The productivity hack no one wants to talk about
The complicated relationship between efficiency and wealth
People like to ask me for advice about getting stuff done – and I love to oblige. If the Pomodoro Technique did brand partnerships, I’d be its biggest shill.
Now, don’t get me wrong, I believe in the power of productivity advice – getting up early, eliminating distractions and lasering your focus does yield results. But lately, I can’t shake some nagging, uncomfortable, questions. Are my recent professional achievements down to efficiency, or was it money that made the biggest difference? Did I earn my productive output, or did I buy it? Is "have money" the biggest productivity hack that no one wants to talk about?
I explored this idea in a personal essay for Business Insider recently, putting my own relationship between productivity and wealth under the microscope. It all started last year when I hired a part-time bookkeeper and I realised, "Oh, it's a hell of a lot easier to manage my time when I'm paying someone else to do my admin." As I write that, I’m embarrassed at how obvious it sounds. Although I could be forgiven; few (if any) articles about the daily routines of the world’s top CEOs mention how much work gets delegated while they’re banning meetings and not checking emails until noon.
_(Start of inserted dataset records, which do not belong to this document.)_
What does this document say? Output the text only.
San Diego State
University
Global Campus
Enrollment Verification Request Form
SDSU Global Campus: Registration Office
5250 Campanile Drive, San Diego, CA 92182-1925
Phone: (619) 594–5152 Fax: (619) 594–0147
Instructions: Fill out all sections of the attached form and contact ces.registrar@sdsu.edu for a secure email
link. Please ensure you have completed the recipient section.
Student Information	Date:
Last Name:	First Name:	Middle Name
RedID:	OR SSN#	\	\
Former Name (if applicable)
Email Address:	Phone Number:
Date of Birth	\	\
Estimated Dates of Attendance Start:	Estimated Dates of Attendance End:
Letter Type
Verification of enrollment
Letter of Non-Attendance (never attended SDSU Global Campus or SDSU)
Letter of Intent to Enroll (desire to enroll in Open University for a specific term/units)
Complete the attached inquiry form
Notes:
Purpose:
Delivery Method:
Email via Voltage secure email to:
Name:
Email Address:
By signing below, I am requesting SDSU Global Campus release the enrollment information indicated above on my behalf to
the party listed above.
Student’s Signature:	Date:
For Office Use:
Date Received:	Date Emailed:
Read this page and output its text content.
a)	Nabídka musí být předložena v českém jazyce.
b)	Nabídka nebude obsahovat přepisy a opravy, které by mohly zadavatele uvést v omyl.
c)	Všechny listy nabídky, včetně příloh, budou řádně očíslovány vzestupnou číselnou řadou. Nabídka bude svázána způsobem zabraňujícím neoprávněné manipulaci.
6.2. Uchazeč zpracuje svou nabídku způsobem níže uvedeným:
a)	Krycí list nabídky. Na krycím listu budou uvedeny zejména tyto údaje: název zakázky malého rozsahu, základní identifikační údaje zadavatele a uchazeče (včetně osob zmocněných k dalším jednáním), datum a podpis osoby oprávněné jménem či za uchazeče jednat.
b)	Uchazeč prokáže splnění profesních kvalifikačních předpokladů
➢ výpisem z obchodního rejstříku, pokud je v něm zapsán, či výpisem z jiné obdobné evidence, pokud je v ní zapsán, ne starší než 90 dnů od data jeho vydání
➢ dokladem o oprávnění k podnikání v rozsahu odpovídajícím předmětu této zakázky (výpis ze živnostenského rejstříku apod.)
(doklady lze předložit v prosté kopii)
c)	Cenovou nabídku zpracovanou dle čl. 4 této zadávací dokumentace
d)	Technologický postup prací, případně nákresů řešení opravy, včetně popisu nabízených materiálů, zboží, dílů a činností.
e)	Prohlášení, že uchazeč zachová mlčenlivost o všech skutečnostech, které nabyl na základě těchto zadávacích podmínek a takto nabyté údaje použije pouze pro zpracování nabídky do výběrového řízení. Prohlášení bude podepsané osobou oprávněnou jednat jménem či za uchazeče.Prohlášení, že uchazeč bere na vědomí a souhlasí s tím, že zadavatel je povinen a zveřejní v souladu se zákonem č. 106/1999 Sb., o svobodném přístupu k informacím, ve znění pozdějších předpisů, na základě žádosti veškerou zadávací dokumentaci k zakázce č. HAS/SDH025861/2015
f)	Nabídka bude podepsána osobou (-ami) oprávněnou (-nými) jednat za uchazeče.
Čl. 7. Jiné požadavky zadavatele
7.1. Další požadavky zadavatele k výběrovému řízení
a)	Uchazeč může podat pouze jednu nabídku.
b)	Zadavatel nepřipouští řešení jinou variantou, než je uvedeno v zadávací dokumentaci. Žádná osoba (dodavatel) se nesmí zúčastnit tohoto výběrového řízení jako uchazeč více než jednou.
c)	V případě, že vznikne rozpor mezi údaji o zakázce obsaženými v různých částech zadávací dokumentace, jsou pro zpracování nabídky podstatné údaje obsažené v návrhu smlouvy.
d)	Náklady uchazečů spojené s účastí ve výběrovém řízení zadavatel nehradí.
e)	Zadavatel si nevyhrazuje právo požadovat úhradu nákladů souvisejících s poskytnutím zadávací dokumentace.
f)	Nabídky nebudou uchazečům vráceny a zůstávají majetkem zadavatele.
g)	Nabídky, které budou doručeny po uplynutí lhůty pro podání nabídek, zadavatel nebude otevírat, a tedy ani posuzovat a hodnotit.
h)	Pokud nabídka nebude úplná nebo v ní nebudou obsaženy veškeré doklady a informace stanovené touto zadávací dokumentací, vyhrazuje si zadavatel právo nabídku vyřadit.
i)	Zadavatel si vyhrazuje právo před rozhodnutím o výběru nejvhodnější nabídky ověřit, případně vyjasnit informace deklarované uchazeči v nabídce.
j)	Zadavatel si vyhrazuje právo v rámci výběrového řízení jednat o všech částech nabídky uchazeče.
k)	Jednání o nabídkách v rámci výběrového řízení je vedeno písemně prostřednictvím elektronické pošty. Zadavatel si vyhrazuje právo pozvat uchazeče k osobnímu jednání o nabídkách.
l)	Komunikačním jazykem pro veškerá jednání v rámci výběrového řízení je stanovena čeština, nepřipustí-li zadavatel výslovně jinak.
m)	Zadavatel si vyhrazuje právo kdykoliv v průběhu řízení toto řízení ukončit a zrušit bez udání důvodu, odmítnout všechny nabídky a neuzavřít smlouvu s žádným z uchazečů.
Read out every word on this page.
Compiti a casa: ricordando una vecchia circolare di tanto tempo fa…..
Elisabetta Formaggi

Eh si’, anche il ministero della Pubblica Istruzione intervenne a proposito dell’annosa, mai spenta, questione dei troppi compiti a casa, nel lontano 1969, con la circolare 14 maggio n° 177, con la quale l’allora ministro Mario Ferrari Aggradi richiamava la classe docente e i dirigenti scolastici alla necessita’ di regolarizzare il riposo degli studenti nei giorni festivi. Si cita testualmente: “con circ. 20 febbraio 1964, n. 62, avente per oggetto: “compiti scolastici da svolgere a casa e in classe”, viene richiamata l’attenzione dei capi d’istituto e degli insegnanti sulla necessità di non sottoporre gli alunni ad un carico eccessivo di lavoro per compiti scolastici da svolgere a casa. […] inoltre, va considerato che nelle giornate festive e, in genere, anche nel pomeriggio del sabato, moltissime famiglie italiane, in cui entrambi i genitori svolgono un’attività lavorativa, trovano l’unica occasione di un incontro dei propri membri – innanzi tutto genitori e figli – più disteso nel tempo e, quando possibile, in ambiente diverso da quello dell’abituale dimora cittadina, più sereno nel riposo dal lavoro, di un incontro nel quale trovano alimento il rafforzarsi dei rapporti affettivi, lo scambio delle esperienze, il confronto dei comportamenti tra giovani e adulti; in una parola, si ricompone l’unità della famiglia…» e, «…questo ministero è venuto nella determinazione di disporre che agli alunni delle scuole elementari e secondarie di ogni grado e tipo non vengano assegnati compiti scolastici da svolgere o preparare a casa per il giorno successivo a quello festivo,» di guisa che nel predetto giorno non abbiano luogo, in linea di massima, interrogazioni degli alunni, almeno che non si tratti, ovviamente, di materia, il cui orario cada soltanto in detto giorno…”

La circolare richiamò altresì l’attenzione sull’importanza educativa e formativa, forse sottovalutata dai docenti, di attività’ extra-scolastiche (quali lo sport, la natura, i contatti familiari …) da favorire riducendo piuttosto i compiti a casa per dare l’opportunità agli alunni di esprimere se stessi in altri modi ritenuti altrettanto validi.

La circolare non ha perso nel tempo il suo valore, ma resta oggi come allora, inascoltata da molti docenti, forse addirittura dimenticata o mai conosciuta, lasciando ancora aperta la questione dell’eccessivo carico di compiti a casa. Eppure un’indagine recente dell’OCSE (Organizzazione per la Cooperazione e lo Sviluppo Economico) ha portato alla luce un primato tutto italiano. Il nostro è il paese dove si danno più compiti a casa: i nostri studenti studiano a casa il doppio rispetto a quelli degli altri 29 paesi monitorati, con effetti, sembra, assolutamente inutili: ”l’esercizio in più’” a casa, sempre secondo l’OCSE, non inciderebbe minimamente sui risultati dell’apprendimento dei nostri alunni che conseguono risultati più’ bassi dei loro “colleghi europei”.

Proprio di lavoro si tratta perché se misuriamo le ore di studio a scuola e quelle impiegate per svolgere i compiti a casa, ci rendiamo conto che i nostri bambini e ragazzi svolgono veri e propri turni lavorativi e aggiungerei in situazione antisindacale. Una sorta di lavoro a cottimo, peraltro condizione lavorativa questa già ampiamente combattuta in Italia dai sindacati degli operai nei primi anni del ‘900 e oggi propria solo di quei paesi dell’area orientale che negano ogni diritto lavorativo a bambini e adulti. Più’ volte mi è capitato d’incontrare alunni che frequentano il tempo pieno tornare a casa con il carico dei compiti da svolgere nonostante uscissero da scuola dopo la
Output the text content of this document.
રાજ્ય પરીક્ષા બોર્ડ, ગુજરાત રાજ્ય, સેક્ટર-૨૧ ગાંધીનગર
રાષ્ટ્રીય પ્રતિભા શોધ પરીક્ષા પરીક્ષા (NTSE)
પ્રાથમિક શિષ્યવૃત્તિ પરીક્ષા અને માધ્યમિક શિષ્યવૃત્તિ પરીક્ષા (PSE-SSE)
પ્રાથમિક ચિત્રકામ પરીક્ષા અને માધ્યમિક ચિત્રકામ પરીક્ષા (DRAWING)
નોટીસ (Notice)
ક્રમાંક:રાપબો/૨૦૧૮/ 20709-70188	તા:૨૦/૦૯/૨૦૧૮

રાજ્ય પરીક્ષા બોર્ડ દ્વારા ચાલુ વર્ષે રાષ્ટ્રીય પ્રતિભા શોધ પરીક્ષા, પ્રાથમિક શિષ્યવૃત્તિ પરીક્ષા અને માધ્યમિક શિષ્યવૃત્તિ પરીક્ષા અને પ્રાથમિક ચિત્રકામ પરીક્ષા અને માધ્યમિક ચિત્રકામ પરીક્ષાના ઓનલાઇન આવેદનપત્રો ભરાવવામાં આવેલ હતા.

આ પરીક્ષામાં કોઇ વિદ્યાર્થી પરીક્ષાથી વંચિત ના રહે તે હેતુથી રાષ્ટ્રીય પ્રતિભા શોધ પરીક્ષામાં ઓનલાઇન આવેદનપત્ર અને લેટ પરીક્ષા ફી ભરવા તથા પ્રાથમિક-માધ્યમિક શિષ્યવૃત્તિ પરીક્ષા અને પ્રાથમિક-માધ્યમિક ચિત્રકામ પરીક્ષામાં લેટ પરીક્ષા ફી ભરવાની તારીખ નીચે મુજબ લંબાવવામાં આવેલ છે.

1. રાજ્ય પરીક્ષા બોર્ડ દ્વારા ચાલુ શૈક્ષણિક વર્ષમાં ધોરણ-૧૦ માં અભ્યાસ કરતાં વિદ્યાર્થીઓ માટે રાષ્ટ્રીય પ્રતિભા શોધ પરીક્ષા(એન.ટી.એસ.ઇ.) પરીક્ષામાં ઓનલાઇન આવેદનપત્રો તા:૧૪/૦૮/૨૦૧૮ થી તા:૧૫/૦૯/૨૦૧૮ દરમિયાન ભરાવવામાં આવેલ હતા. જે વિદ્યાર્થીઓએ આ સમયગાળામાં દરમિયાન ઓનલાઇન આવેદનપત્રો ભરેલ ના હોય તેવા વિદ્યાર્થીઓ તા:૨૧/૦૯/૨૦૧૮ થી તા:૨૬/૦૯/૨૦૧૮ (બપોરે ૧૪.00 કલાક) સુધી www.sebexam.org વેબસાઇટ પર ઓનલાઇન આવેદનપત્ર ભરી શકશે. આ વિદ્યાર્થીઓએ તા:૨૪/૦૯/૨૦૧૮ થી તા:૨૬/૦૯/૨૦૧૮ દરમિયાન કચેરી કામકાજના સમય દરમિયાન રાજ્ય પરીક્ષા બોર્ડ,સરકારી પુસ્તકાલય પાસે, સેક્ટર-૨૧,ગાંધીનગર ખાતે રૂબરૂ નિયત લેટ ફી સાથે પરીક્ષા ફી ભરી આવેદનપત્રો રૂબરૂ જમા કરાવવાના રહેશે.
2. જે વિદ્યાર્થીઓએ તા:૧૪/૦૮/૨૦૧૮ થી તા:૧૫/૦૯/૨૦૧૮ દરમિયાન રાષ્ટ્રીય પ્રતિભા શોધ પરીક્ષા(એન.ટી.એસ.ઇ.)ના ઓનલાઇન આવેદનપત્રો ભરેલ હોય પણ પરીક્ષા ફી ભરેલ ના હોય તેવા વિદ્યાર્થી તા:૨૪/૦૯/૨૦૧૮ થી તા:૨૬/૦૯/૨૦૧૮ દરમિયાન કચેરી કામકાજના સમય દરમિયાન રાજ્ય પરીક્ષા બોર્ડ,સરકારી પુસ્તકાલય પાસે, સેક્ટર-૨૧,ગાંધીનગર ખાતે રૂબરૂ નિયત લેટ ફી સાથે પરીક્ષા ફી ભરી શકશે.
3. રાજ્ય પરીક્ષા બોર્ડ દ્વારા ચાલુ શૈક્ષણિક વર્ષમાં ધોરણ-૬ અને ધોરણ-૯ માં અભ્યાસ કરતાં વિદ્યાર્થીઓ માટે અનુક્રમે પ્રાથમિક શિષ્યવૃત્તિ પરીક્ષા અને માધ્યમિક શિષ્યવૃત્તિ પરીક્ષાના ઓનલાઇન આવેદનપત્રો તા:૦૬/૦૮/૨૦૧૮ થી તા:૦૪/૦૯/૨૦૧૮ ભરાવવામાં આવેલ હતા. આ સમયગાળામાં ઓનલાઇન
It's a tricky conversation to have, but one that I think is important. Because here’s the thing – there’s only so much control we have over our personal productivity levels. To quote from my own story:
Many are hindered by organizational issues that the rich can buy their way out of — by having the financial resources to quit a job and work for themselves or by having the harder-to-quantify social capital that helps some manoeuvre through a company with greater ease than others.
It's not only organizational constraints that impinge on our ability to be productive but also the headwinds of gender-, class-, and race-based socioeconomic systems.
The answer is more transparency — or, at the very least, context.